Union Songs

Turning Steel (The Factory Lad)

A song by Colin Dryden ©Colin Dryden 1969

You wake up in the morning, the sky's as black as night,
Your mother's shouting up the stairs, you know she's winning the fight,
You hurry to the breakfast table and grab a bite to eat,
Then out the door and up the road, and through the factory gate.

Chorus:
Turning steel how do you feel, as in the chuck you spin.
If you felt like me you'd roll right out and never roll back in.

Cold and dark the morning as you squeeze in the gate.
As you clock in, the bell will ring - eight hours is your fate.
Off comes the coat and up go the sleeves and "right lads" is the cry.
With one eye on the clock, the other on your lathe, you wish that time could fly.

But time can't fly as fast as a lathe, and work you must -
The grinding, groaning spinning metal, the hot air and the dust.
And many's the time I'm with me girl and we're walking through the park,
While gazing down at the spinning steel or the welder's blinding spark.

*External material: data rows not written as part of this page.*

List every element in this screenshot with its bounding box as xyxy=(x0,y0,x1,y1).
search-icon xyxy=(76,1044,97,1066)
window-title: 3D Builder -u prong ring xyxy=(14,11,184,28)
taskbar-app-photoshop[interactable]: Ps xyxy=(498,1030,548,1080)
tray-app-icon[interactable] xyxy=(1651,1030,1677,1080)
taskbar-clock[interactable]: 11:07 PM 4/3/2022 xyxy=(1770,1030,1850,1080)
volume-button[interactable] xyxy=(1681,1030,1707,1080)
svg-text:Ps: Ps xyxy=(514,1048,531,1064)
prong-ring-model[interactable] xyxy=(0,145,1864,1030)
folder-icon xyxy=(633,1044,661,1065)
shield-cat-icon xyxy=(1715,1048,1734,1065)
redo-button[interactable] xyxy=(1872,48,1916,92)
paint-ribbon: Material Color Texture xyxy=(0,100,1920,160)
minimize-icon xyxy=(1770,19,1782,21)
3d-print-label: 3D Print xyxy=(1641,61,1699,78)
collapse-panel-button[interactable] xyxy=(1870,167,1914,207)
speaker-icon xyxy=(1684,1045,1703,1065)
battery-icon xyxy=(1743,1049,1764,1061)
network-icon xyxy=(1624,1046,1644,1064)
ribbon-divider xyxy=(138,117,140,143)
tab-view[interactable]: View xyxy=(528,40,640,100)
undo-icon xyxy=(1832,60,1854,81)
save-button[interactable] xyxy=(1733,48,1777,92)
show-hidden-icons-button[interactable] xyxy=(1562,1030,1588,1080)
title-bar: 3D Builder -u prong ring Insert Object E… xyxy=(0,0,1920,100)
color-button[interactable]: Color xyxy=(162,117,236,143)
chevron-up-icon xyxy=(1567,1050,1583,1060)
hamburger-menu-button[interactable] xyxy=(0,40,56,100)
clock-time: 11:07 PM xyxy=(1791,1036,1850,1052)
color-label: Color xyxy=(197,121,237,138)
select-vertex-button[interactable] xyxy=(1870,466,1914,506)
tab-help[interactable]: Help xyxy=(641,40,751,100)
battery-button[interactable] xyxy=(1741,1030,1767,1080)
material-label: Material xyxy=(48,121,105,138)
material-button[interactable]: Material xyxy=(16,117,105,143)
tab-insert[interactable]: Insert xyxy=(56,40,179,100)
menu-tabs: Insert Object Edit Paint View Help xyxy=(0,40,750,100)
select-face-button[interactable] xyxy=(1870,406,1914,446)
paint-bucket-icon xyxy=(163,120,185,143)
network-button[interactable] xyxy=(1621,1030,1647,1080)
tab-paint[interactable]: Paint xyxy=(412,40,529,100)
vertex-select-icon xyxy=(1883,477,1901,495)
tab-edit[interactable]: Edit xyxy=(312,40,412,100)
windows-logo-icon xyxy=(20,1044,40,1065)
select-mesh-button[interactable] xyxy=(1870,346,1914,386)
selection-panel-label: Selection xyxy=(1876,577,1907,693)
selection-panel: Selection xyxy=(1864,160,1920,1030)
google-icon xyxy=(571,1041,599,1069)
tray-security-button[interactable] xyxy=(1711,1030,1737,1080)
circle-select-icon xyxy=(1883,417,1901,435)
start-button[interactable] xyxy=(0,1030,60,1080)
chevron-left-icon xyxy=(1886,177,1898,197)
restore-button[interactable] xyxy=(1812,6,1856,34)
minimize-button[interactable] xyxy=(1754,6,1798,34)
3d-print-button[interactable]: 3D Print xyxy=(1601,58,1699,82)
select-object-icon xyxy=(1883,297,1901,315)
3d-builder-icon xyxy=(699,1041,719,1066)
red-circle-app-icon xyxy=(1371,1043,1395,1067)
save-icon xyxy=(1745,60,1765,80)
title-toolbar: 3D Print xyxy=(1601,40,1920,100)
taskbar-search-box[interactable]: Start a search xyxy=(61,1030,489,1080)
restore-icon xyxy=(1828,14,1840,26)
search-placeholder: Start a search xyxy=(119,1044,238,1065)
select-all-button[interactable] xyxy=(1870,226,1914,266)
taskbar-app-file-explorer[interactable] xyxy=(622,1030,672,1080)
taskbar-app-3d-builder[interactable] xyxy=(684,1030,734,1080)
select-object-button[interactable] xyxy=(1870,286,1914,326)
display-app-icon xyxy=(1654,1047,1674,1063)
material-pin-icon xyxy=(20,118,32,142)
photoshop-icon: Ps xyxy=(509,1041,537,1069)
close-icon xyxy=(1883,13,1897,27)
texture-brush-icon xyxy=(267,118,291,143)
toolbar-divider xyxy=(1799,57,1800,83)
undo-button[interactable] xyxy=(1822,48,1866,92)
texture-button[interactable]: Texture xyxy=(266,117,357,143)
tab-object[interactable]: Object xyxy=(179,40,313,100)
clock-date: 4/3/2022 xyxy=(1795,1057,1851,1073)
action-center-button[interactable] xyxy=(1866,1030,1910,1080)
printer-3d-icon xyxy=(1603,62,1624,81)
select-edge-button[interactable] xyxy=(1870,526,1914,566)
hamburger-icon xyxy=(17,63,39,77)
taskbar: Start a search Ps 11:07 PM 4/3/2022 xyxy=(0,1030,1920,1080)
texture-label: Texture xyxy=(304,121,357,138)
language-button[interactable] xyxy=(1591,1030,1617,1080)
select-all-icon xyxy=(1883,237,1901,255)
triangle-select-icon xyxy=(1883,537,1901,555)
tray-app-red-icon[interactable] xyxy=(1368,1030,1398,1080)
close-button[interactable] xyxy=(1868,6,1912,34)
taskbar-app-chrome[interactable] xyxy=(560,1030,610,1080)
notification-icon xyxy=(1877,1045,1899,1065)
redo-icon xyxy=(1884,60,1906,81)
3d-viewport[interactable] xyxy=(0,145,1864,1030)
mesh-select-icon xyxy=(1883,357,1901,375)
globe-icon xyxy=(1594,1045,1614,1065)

Well, old Tom, he left last week - his final bell did ring.
His hair as white as the face beneath his oily sunken skin.
But he made a speech and he said "good-bye" to a life time working here,
As I shook his hand, I thought of hell - a lathe for forty years.

When my time comes, as come it must, why then I'll leave this place.
I'll walk right out past the chargehand's desk and never turn my face.
Out through the gates, into the sun, and I'll leave it all behind,
With but one regret for the lads I've left, to carry on the grind.

Notes

Many thanks to Chris Kempster for sending me this song written in the late 1960s by Colin Dryden.